The need inside him was too big, too demanding. He couldn’t deny it even if he’d wanted to. But he didn’t want to. The world had narrowed down to the slick feel of her sex, the sweet musk of her skin and the rich, heady taste of her mouth.

For three years he’d had nothing but cold, echoing palace rooms, the sense of being constantly surrounded by people, yet always feeling alone. The iron control he had to maintain over himself all the time, and the hard edges of difficult decisions. The sharp thorns of grief and guilt.

But here in his hands was softness and warmth and pleasure.
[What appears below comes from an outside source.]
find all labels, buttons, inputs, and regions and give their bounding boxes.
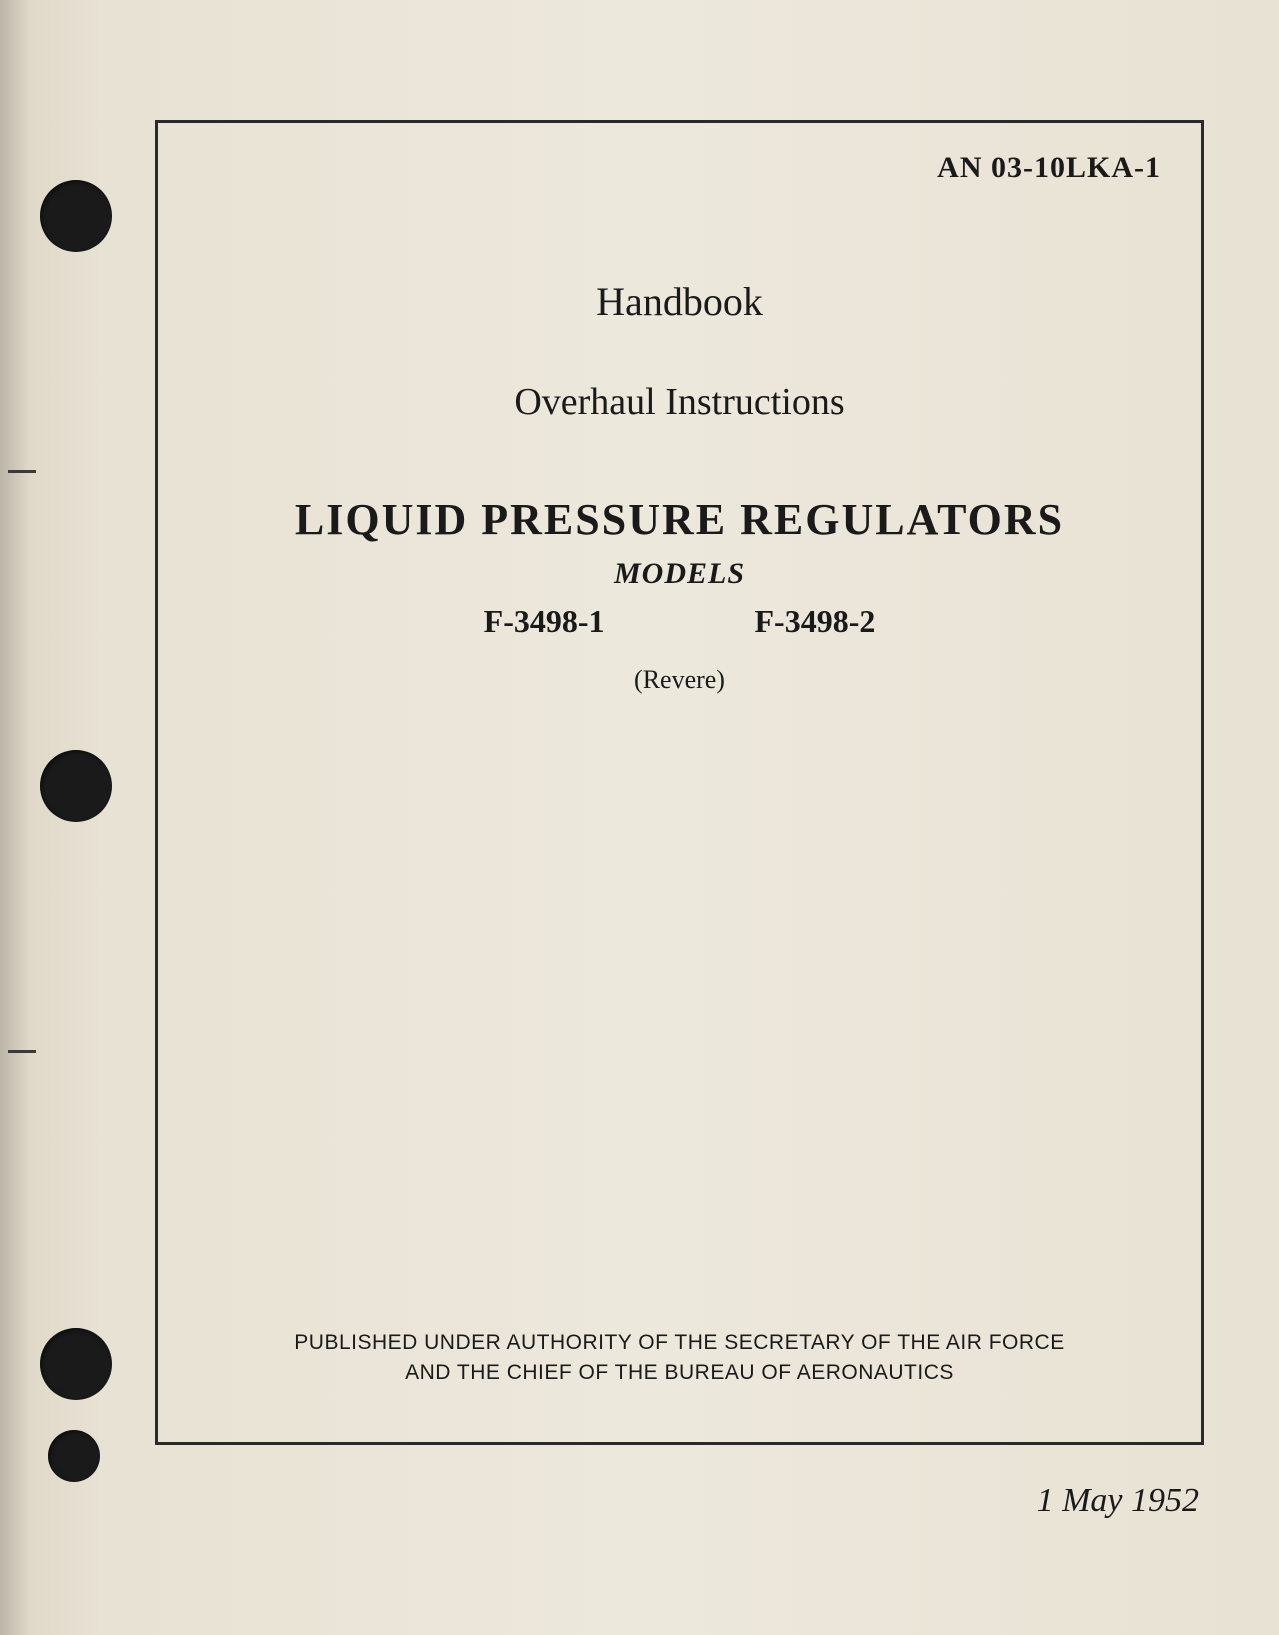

The chance to lose himself, to feel something other than those terrible, difficult emotions. The chance to feel something good.

So he took it.

He reached for the button on his trousers, undid it, then pulled down the zip. He pushed aside the fabric and freed himself, positioning her over him. Then he pulled her down onto him as he thrust up.

She cried out, her back arching, her body shuddering.

She was so tight, he could barely get a breath.

He wound his fingers into her hair and pulled back, looking up into her delicate face. Her cheeks were flushed a deep pink, the lenses of her glasses foggy, and she was looking at him in shock.

‘Are you with me?’ he demanded. ‘I’m sorry. I can’t be slow and I can’t be gentle.’

She blinked a couple of times and then suddenly she was kissing him again and her body was softening around him, gripping him tight, the heat of her astonishing. Clearly, she was with him.

He couldn’t hold himself back. His hands settled on her hips once more and he began to move her on him, fast and deep, because it couldn’t be anything else for him, not right now. There was nothing in him but need. Nothing in the whole world he wanted right now but her.

He kissed her back, taking control, tasting her, feasting on her, his hips flexing, thrusting into the wet heat of her body. She denied him nothing, her own kisses hungry, pressing herself even closer, trying to match the movement of his hips with hers.

In some dim, forgotten part of his brain, a judgmental piece of himself was shouting at him to stop. That she was inexperienced, a virgin, the bride he’d married when she’d been sixteen and that he should not be doing this to her. That at the very least he should be gentle and careful and patient.

But there was no time to show her what to do and he had no patience left. He put a hand between her thighs once more, finding that sensitive little bundle of nerves, stroking her with firm, definite movements until she gave a soft, sobbing cry, her body convulsing around his.

Then he was moving deep and hard, single-mindedly chasing his own pleasure until it exploded like a glory around him and he was lost in the heart of it, forgetting for the first time in three years that he was a king.